LEADER of Santrofi Band, Emmanuel Kodwo Ofori, is charging Ghanaians to be ambassadors of Highlife since Gh music is dead without highlife and it is the only genre the country can boast of as a musical heritage.
He mentioned that Ghana would have nothing to pride in regarding its music industry if the relevant players watch on for Highlife music to lose its status, in an era where other countries are forcefully pushing their music styles on the global front.
Emmanuel, known for his work with Highlife legend, Ebo Taylor and Pat Thomas’ Kwashibu Area Band, said Ghana’s music industry was dead without Highlife since the genre had been a vessel in promoting Ghana to the world.
“Since the inception of Highlife (Gh music), it has served the industry by being the means through which Ghana’s music is heard on the world stage. Talk of the likes of Osibisa and Highlife greats such as Nana Kwame Ampadu, who toured the world with their craft.
“For Highlife or Gh music, an octogenarian like Ebo Taylor is still playing around the world and that is why I’m really convinced that there is no Ghana music without the genre,” he stated.
Emmanuel has been leading the Santrofi band to play around the world this year.

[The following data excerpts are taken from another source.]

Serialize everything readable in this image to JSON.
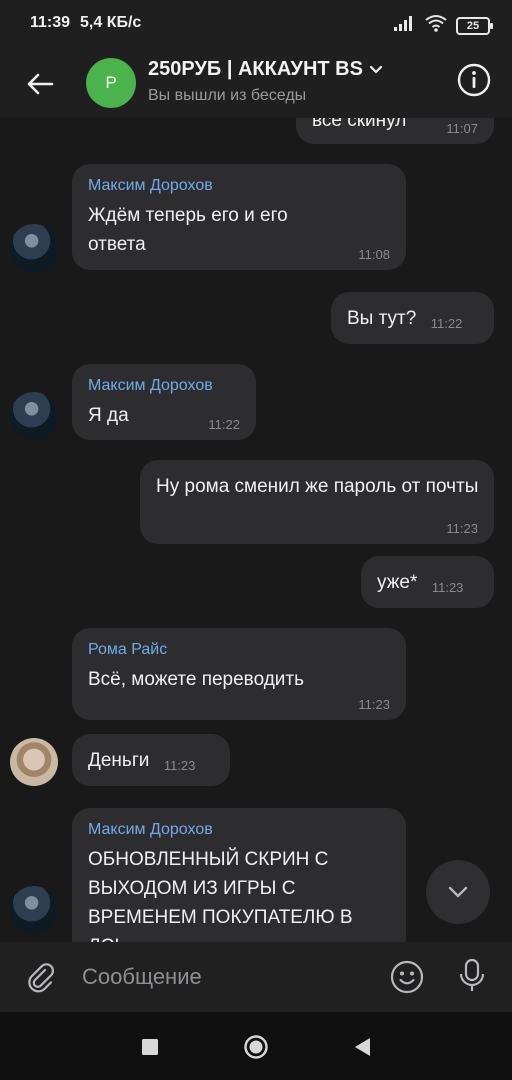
{
  "status_bar": {
    "time": "11:39",
    "speed": "5,4 КБ/с",
    "battery": "25"
  },
  "header": {
    "avatar_letter": "Р",
    "title": "250РУБ | АККАУНТ BS",
    "subtitle": "Вы вышли из беседы"
  },
  "messages": [
    {
      "side": "out",
      "text": "все скинул",
      "time": "11:07"
    },
    {
      "side": "in",
      "sender": "Максим Дорохов",
      "text": "Ждём теперь его и его ответа",
      "time": "11:08"
    },
    {
      "side": "out",
      "text": "Вы тут?",
      "time": "11:22"
    },
    {
      "side": "in",
      "sender": "Максим Дорохов",
      "text": "Я да",
      "time": "11:22"
    },
    {
      "side": "out",
      "text": "Ну рома сменил же пароль от почты",
      "time": "11:23"
    },
    {
      "side": "out",
      "text": "уже*",
      "time": "11:23"
    },
    {
      "side": "in",
      "sender": "Рома Райс",
      "text": "Всё, можете переводить",
      "time": "11:23"
    },
    {
      "side": "in",
      "text": "Деньги",
      "time": "11:23"
    },
    {
      "side": "in",
      "sender": "Максим Дорохов",
      "text": "ОБНОВЛЕННЫЙ СКРИН С ВЫХОДОМ ИЗ ИГРЫ С ВРЕМЕНЕМ ПОКУПАТЕЛЮ В ЛС!",
      "time": ""
    }
  ],
  "composer": {
    "placeholder": "Сообщение"
  },
  "icons": {
    "back": "arrow-left-icon",
    "info": "info-icon",
    "expand": "chevron-down-icon",
    "attach": "paperclip-icon",
    "emoji": "smile-icon",
    "mic": "microphone-icon",
    "scroll": "chevron-down-icon",
    "nav": [
      "square-icon",
      "circle-icon",
      "triangle-left-icon"
    ]
  },
  "colors": {
    "accent": "#71aaeb",
    "avatar_green": "#4bb34b",
    "bubble": "#2d2d2f"
  }
}
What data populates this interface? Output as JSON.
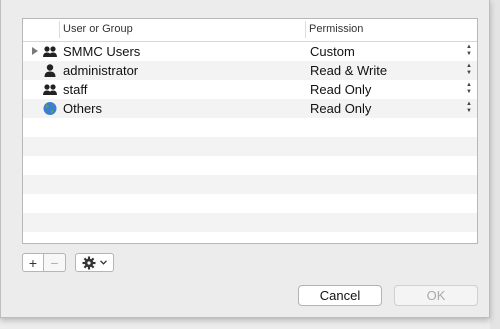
{
  "table": {
    "headers": {
      "user": "User or Group",
      "permission": "Permission"
    },
    "rows": [
      {
        "name": "SMMC Users",
        "permission": "Custom",
        "icon": "group-icon",
        "expandable": true
      },
      {
        "name": "administrator",
        "permission": "Read & Write",
        "icon": "user-icon",
        "expandable": false
      },
      {
        "name": "staff",
        "permission": "Read Only",
        "icon": "group-icon",
        "expandable": false
      },
      {
        "name": "Others",
        "permission": "Read Only",
        "icon": "globe-icon",
        "expandable": false
      }
    ],
    "empty_rows": 7
  },
  "toolbar": {
    "add_label": "+",
    "remove_label": "−",
    "gear_icon": "gear-icon"
  },
  "buttons": {
    "cancel": "Cancel",
    "ok": "OK"
  }
}
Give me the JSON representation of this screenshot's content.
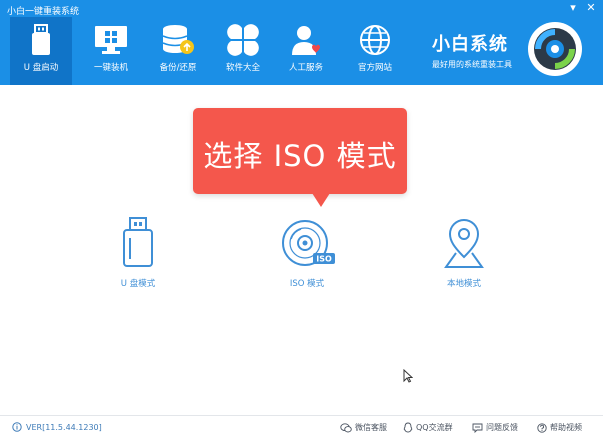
{
  "window": {
    "title": "小白一键重装系统",
    "minimize_glyph": "▾",
    "close_glyph": "✕"
  },
  "nav": [
    {
      "label": "U 盘启动",
      "icon": "usb-drive-icon",
      "active": true
    },
    {
      "label": "一键装机",
      "icon": "monitor-windows-icon",
      "active": false
    },
    {
      "label": "备份/还原",
      "icon": "database-backup-icon",
      "active": false
    },
    {
      "label": "软件大全",
      "icon": "clover-apps-icon",
      "active": false
    },
    {
      "label": "人工服务",
      "icon": "person-heart-icon",
      "active": false
    },
    {
      "label": "官方网站",
      "icon": "globe-icon",
      "active": false
    }
  ],
  "brand": {
    "title": "小白系统",
    "subtitle": "最好用的系统重装工具"
  },
  "tooltip": {
    "text": "选择 ISO 模式"
  },
  "modes": [
    {
      "label": "U 盘模式",
      "icon": "usb-drive-icon"
    },
    {
      "label": "ISO 模式",
      "icon": "iso-disc-icon",
      "badge": "ISO"
    },
    {
      "label": "本地模式",
      "icon": "map-pin-icon"
    }
  ],
  "footer": {
    "version": "VER[11.5.44.1230]",
    "links": [
      {
        "label": "微信客服",
        "icon": "wechat-icon"
      },
      {
        "label": "QQ交流群",
        "icon": "qq-icon"
      },
      {
        "label": "问题反馈",
        "icon": "feedback-icon"
      },
      {
        "label": "帮助视频",
        "icon": "help-icon"
      }
    ]
  },
  "colors": {
    "header": "#1b8fe6",
    "active_tab": "#1074c8",
    "tooltip": "#f4574c",
    "mode_icon": "#3f8fd6"
  }
}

So far, the group with its goal to honour classic Highlife music in all of its forms and fusions has been playing on some of the most important stages of music festivals in Europe.
He disclosed they had been booked for over 40 shows in more than 21 countries. In this month of August, the Santrofi band has played at Sziget Festival in Hungary, Wieselburg Les Grimaldines in France, Hiesige&Dolsige festival in Austria and Helden in Net Park (Germany).
Last week, they performed to a crowd of over 40,000 at the Jova Beach festival in Italy where the revellers fell in love with their vintage-inspired Highlife and Highlife Funk.
In his opinion, all these achievements have been possible because the dominant white audience enjoys Highlife as a fresh sound, different from what they have been used to for a long time.
“Our recent tours have opened my eyes to the fact that Highlife is generally competitive around the world. All that is needed is to put in the right resources and encourage the young ones coming up not to shy away from it.”
“Inasmuch as we cannot force everyone to do Highlife since the likes of Stonebwoy and Shatta Wale are doing well with Dancehall, it is equally important to note that it is our identity and the only key to unlock our music fortunes.
“If a country like Jamaica with less than three million population has made Reggae a global music genre, then Ghana has no excuse not to make similar gains with Highlife. They stayed true to their roots because they believed in what they have so we can move mountains if we give more attention to Highlife. They don’t need to understand the language since records show that patronage has always been high outside the country because the sound has not been exploited for a very long time,” he said.
While Santrofi Band through its band leader is strongly advocating Highlife, the popularity of the music style may not be strong among the young generation.
Emmanuel however blames the media for feeding their audience with the wrong sounds, adding, “We have to give people our Highlife music so that they know what we are known for.
I was at a nightclub in Brazil and they played pure Salsa music and it was overwhelming for me because they are putting their music out there.
“But what will be the reception of the Ghanaian audience when Highlife is played in a club? Won’t we term it old-fashioned? What we feed the audience is what they cling to, so we need to give the people Highlife to eat. When we feed them with that, they will connect with it,” he said.